Sensors (Basel, Switzerland)
|February 12, 2021
Summary
This study introduces Activity-Intensity recognition using accelerometer data for better patient monitoring. Combining activity and intensity recognition improves daily activity descriptions, aiding healthcare professionals.
Area of Science:
- Biomedical Engineering
- Wearable Technology
- Health Informatics
Background:
- Activity recognition is crucial for pervasive healthcare monitoring.
- Intensity recognition, a key contextual parameter, is less explored.

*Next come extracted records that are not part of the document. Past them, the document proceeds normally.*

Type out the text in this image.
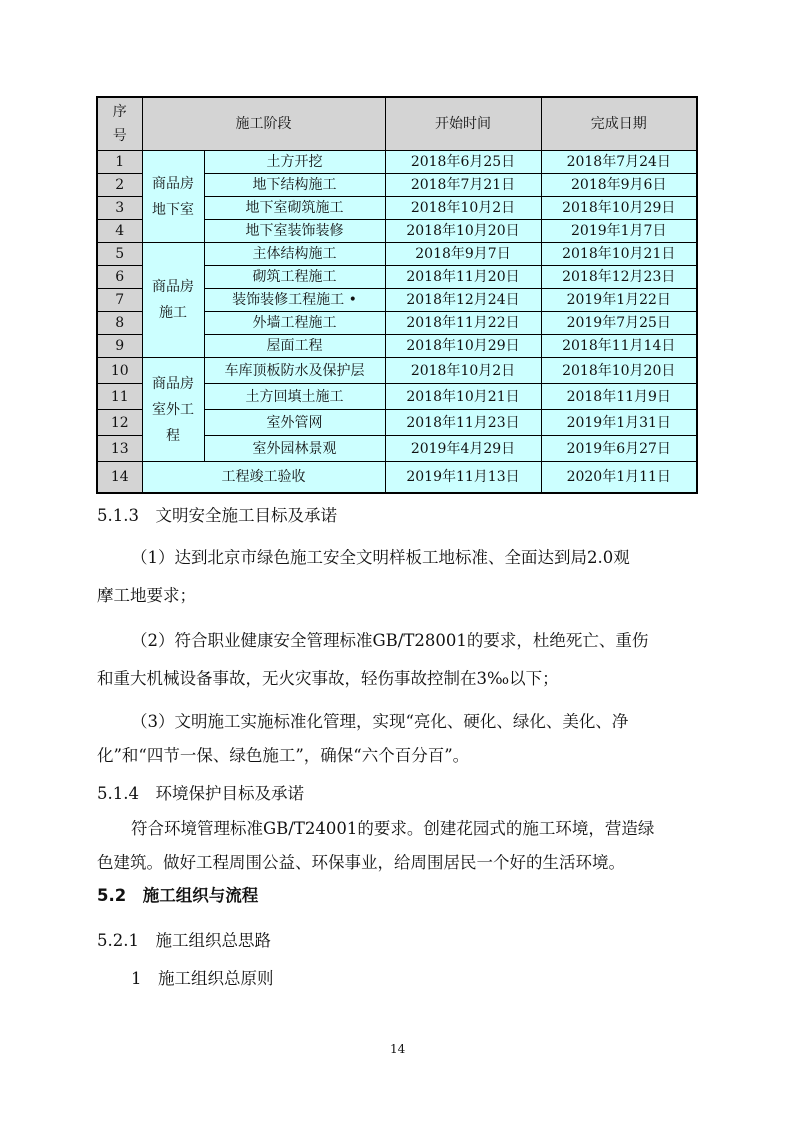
序号	施工阶段		开始时间	完成日期
1	商品房地下室	土方开挖	2018年6月25日	2018年7月24日
2		地下结构施工	2018年7月21日	2018年9月6日
3		地下室砌筑施工	2018年10月2日	2018年10月29日
4		地下室装饰装修	2018年10月20日	2019年1月7日
5	商品房施工	主体结构施工	2018年9月7日	2018年10月21日
6		砌筑工程施工	2018年11月20日	2018年12月23日
7		装饰装修工程施工 •	2018年12月24日	2019年1月22日
8		外墙工程施工	2018年11月22日	2019年7月25日
9		屋面工程	2018年10月29日	2018年11月14日
10	商品房室外工程	车库顶板防水及保护层	2018年10月2日	2018年10月20日
11		土方回填土施工	2018年10月21日	2018年11月9日
12		室外管网	2018年11月23日	2019年1月31日
13		室外园林景观	2019年4月29日	2019年6月27日
14	工程竣工验收		2019年11月13日	2020年1月11日
5.1.3　文明安全施工目标及承诺
（1）达到北京市绿色施工安全文明样板工地标准、全面达到局2.0观
摩工地要求；
（2）符合职业健康安全管理标准GB/T28001的要求，杜绝死亡、重伤
和重大机械设备事故，无火灾事故，轻伤事故控制在3‰以下；
（3）文明施工实施标准化管理，实现“亮化、硬化、绿化、美化、净
化”和“四节一保、绿色施工”，确保“六个百分百”。
5.1.4　环境保护目标及承诺
符合环境管理标准GB/T24001的要求。创建花园式的施工环境，营造绿
色建筑。做好工程周围公益、环保事业，给周围居民一个好的生活环境。
5.2　施工组织与流程
5.2.1　施工组织总思路
1　施工组织总原则
14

- Accelerometer data can provide insights into daily activities.
Purpose of the Study:
- To investigate the advantage of coupling activity and intensity recognition (Activity-Intensity) using accelerometer data.
- To compare two supervised classification approaches: single classifier vs. separate classifiers.
- To evaluate the performance of k-Nearest Neighbors (KNN), Support Vector Machine (SVM), and Random Forest (RF) algorithms.
Main Methods:
- Collected accelerometer data to capture daily activities.
- Implemented a single classifier approach for joint Activity-Intensity recognition.
- Implemented a two-classifier approach for separate activity and intensity recognition.
- Utilized KNN, SVM, and RF algorithms for classification tasks.
Main Results:
- Both single and separate classifier approaches demonstrated viability for Activity-Intensity recognition.
- The single KNN classifier achieved 79% accuracy for coupled Activity-Intensity recognition.
- The separate classifier approach yielded 97% accuracy for activity (RF) and 80% for intensity (KNN), resulting in 78% for coupled recognition.
Conclusions:
- Coupling activity and intensity recognition enhances the description of daily activities.
- The single KNN classifier approach is effective for Activity-Intensity recognition.
- Findings support the development of decision systems for health professionals to improve movement evaluation.